At first, the unexpected nature of these uprisings spurred excessive enthusiasm. After all, authoritarianism now did not seem as resilient as it was once thought to be. The robustness of the state apparatus was not as well-anchored as social scientists across the world had initially imagined. The possibility of democratization unfolding after decades of authoritarian rule suddenly seemed like one worth debating.

Today, however, the utopian and revolutionary character of these uprisings has lost its glamor. The difficulties of crafting institutions in a post-authoritarian framework and the hijacking of revolutionary platforms by actors who had not played major roles in the Arab street protests made the possibility for an ‘Arab spring’ at best a fleeting reality.

The degeneration of the Syrian government’s crackdown on protestors into a civil war reminded social scientists and policymakers of the lurking dangers of sectarianism and polarization. The confrontational nature of Egypt’s protests foreshadows the many disruptive contours that contentious politics may acquire. In a broader perspective, the overarching specter of the Palestinian-Israeli conflict, with the eruption of the Gaza war in November 2012, signals that -- despite 'progressive' regional transformations -- the conflict’s protracted nature had not changed.

Now that we have entered the phase of skepticism, what lessons can we learn?
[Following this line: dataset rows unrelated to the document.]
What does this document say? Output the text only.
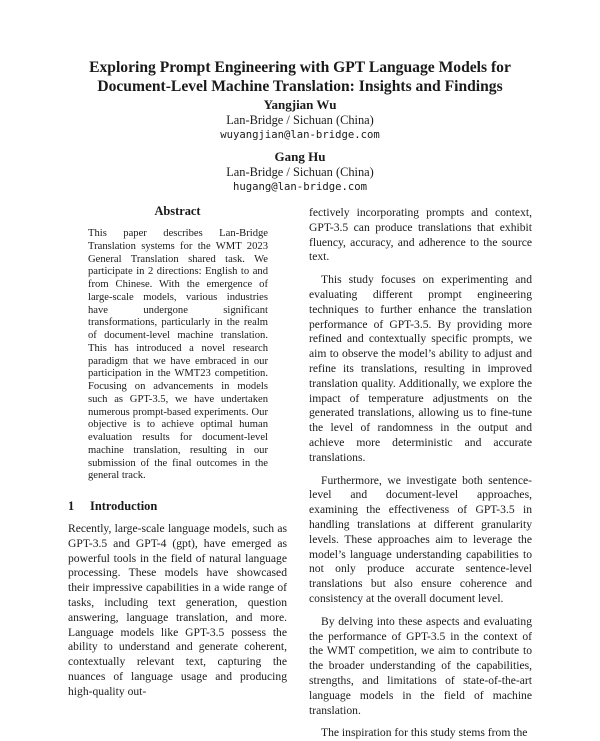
Exploring Prompt Engineering with GPT Language Models for Document-Level Machine Translation: Insights and Findings
Yangjian Wu
Lan-Bridge / Sichuan (China)
wuyangjian@lan-bridge.com
Gang Hu
Lan-Bridge / Sichuan (China)
hugang@lan-bridge.com
Abstract

This paper describes Lan-Bridge Translation systems for the WMT 2023 General Translation shared task. We participate in 2 directions: English to and from Chinese. With the emergence of large-scale models, various industries have undergone significant transformations, particularly in the realm of document-level machine translation. This has introduced a novel research paradigm that we have embraced in our participation in the WMT23 competition. Focusing on advancements in models such as GPT-3.5, we have undertaken numerous prompt-based experiments. Our objective is to achieve optimal human evaluation results for document-level machine translation, resulting in our submission of the final outcomes in the general track.

1 Introduction

Recently, large-scale language models, such as GPT-3.5 and GPT-4 (gpt), have emerged as powerful tools in the field of natural language processing. These models have showcased their impressive capabilities in a wide range of tasks, including text generation, question answering, language translation, and more. Language models like GPT-3.5 possess the ability to understand and generate coherent, contextually relevant text, capturing the nuances of language usage and producing high-quality out-

fectively incorporating prompts and context, GPT-3.5 can produce translations that exhibit fluency, accuracy, and adherence to the source text.

This study focuses on experimenting and evaluating different prompt engineering techniques to further enhance the translation performance of GPT-3.5. By providing more refined and contextually specific prompts, we aim to observe the model’s ability to adjust and refine its translations, resulting in improved translation quality. Additionally, we explore the impact of temperature adjustments on the generated translations, allowing us to fine-tune the level of randomness in the output and achieve more deterministic and accurate translations.

Furthermore, we investigate both sentence-level and document-level approaches, examining the effectiveness of GPT-3.5 in handling translations at different granularity levels. These approaches aim to leverage the model’s language understanding capabilities to not only produce accurate sentence-level translations but also ensure coherence and consistency at the overall document level.

By delving into these aspects and evaluating the performance of GPT-3.5 in the context of the WMT competition, we aim to contribute to the broader understanding of the capabilities, strengths, and limitations of state-of-the-art language models in the field of machine translation.

The inspiration for this study stems from the
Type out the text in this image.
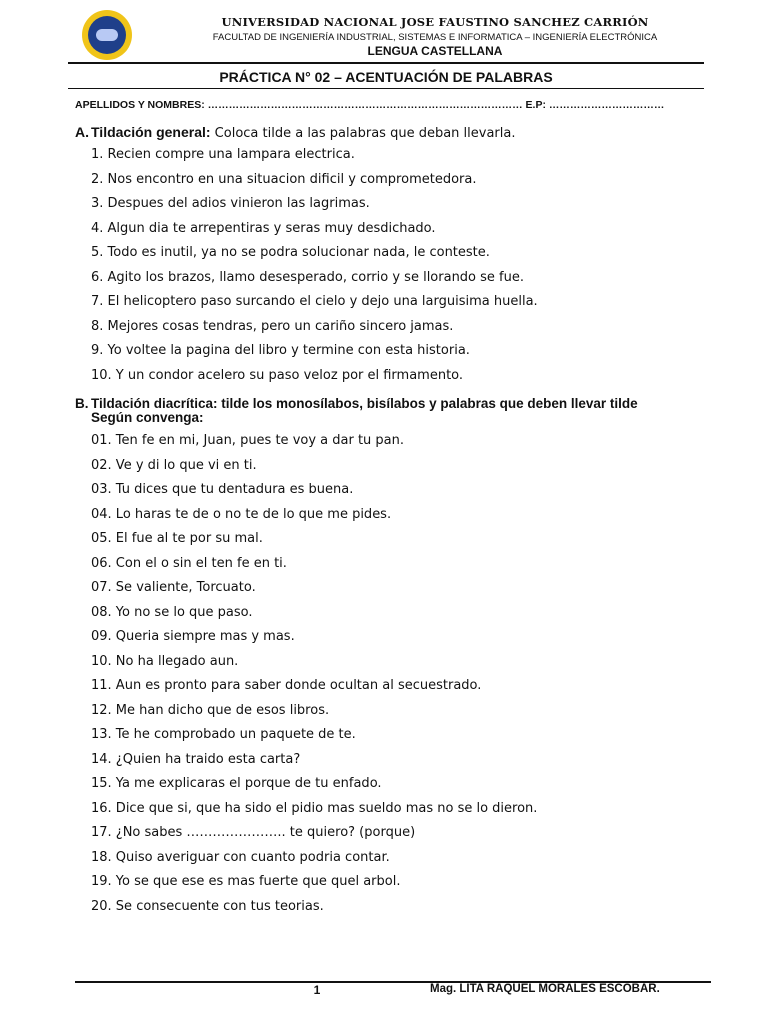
UNIVERSIDAD NACIONAL JOSE FAUSTINO SANCHEZ CARRIÓN
FACULTAD DE INGENIERÍA INDUSTRIAL, SISTEMAS E INFORMATICA – INGENIERÍA ELECTRÓNICA
LENGUA CASTELLANA
PRÁCTICA N° 02 – ACENTUACIÓN DE PALABRAS
APELLIDOS Y NOMBRES: ……………………………………………………………………………… E.P: ……………………………
A. Tildación general: Coloca tilde a las palabras que deban llevarla.
1. Recien compre una lampara electrica.
2. Nos encontro en una situacion dificil y comprometedora.
3. Despues del adios vinieron las lagrimas.
4. Algun dia te arrepentiras y seras muy desdichado.
5. Todo es inutil, ya no se podra solucionar nada, le conteste.
6. Agito los brazos, llamo desesperado, corrio y se llorando se fue.
7. El helicoptero paso surcando el cielo y dejo una larguisima huella.
8. Mejores cosas tendras, pero un cariño sincero jamas.
9. Yo voltee la pagina del libro y termine con esta historia.
10. Y un condor acelero su paso veloz por el firmamento.
B. Tildación diacrítica: tilde los monosílabos, bisílabos y palabras que deben llevar tilde
Según convenga:
01. Ten fe en mi, Juan, pues te voy a dar tu pan.
02. Ve y di lo que vi en ti.
03. Tu dices que tu dentadura es buena.
04. Lo haras te de o no te de lo que me pides.
05. El fue al te por su mal.
06. Con el o sin el ten fe en ti.
07. Se valiente, Torcuato.
08. Yo no se lo que paso.
09. Queria siempre mas y mas.
10. No ha llegado aun.
11. Aun es pronto para saber donde ocultan al secuestrado.
12. Me han dicho que de esos libros.
13. Te he comprobado un paquete de te.
14. ¿Quien ha traido esta carta?
15. Ya me explicaras el porque de tu enfado.
16. Dice que si, que ha sido el pidio mas sueldo mas no se lo dieron.
17. ¿No sabes ………………….. te quiero? (porque)
18. Quiso averiguar con cuanto podria contar.
19. Yo se que ese es mas fuerte que quel arbol.
20. Se consecuente con tus teorias.
1	Mag. LITA RAQUEL MORALES ESCOBAR.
First and foremost, we can now clearly see that the question that guided social science and policy-makers’ agendas regarding whether the Arab world would democratize or not is both loaded and highly prescriptive.

Notwithstanding the Arab revolutions’ forward-looking nature, prognoses about their outcomes must be unpacked and further scrutinized.
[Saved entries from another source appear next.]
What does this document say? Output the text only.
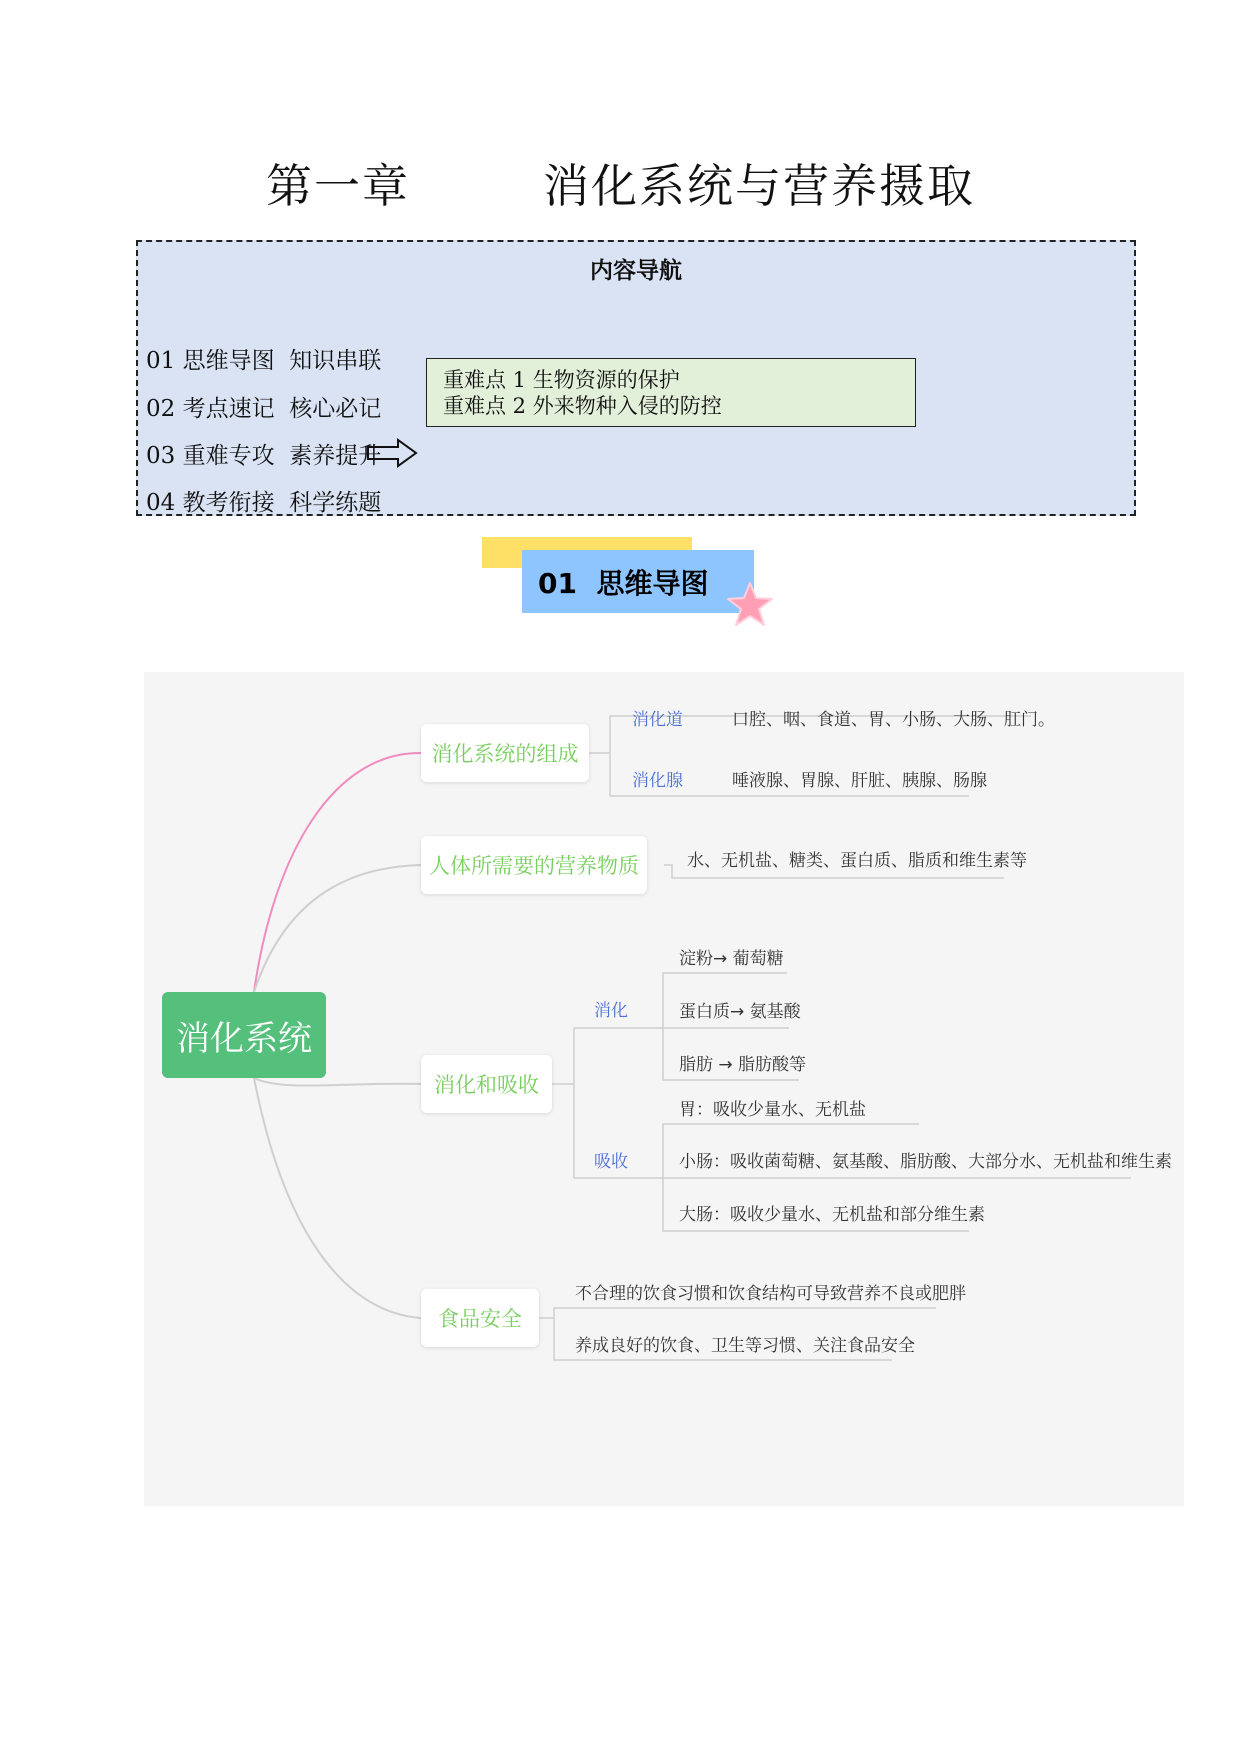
第一章        消化系统与营养摄取
内容导航
01 思维导图  知识串联
02 考点速记  核心必记
03 重难专攻  素养提升
04 教考衔接  科学练题
重难点 1 生物资源的保护
重难点 2 外来物种入侵的防控
01  思维导图
消化系统
消化系统的组成
人体所需要的营养物质
消化和吸收
食品安全
消化道	口腔、咽、食道、胃、小肠、大肠、肛门。
消化腺	唾液腺、胃腺、肝脏、胰腺、肠腺
水、无机盐、糖类、蛋白质、脂质和维生素等
消化
淀粉→ 葡萄糖
蛋白质→ 氨基酸
脂肪 → 脂肪酸等
吸收
胃：吸收少量水、无机盐
小肠：吸收菌萄糖、氨基酸、脂肪酸、大部分水、无机盐和维生素
大肠：吸收少量水、无机盐和部分维生素
不合理的饮食习惯和饮食结构可导致营养不良或肥胖
养成良好的饮食、卫生等习惯、关注食品安全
While the lead question in the last two decades was why the Arab world was  immune to democracy, the reformulated question in light of the uprisings is whether the Arab world is heading towards democracy or not.

Both questions are yet built on a cluster of assumptions and on a system of knowledge reifying a certain pattern of understanding of the processes and finality of social transformations.

While democratization in the Arab world is a worth pursuing trajectory, debating its prospects should not blind our analysis of what is actually happening today in the Arab street and within emerging institutions.

Eminent scholars have recently attracted attention to this analytical pitfall. An invitation to look beyond the ‘authoritarianism-democratization’ spectrum and binary categorization patterns, and to reflect on shades and degrees of Arab political transitions as well as on disruptions and uncertainties has been sent.

Against this backdrop, focusing on smaller-scale analyses -- such as understanding the complex intervals of transitional politics, studying emerging but also exiting political actors, grappling with changing narratives and perceptions, accounting for the role of non-political arenas in sociopolitical change -- hold various insights into emerging realities.

Resisting the urge to fit political transitions within trajectories might leave social scientists with a feeling of dissatisfaction, yet it would help ‘un-program’ and put into perspective longstanding paradigms that have been used to look at the Arab Middle East.

Before we hurry off to study whether Islamists truly have a democratic agenda or not, and before we hurry to write articles on whether the Arab uprisings and the post-uprising phase conform to the democratization paradigm, let us take the time to understand what is happening at the micro level.

Let us take time to analyze the interactions of those social movements that played a major role in the revolutions with the victorious political actors leading Arab countries today. Let us carefully study not only how constitutions are forged, but which counter-public spheres and new grievances arise as a result of these new constitutions. Let us not lose sight of what is happening by over-zealously focusing our attention on what is expected to happen.

In short, let us content ourselves with describing and rendering an astute understanding of social transformations in the Arab world before falling into the pitfall of ‘democracy’ as wishful thinking.

Let us not sacrifice the minute details of human politics for the sake of grand schemes and abstract paradigms.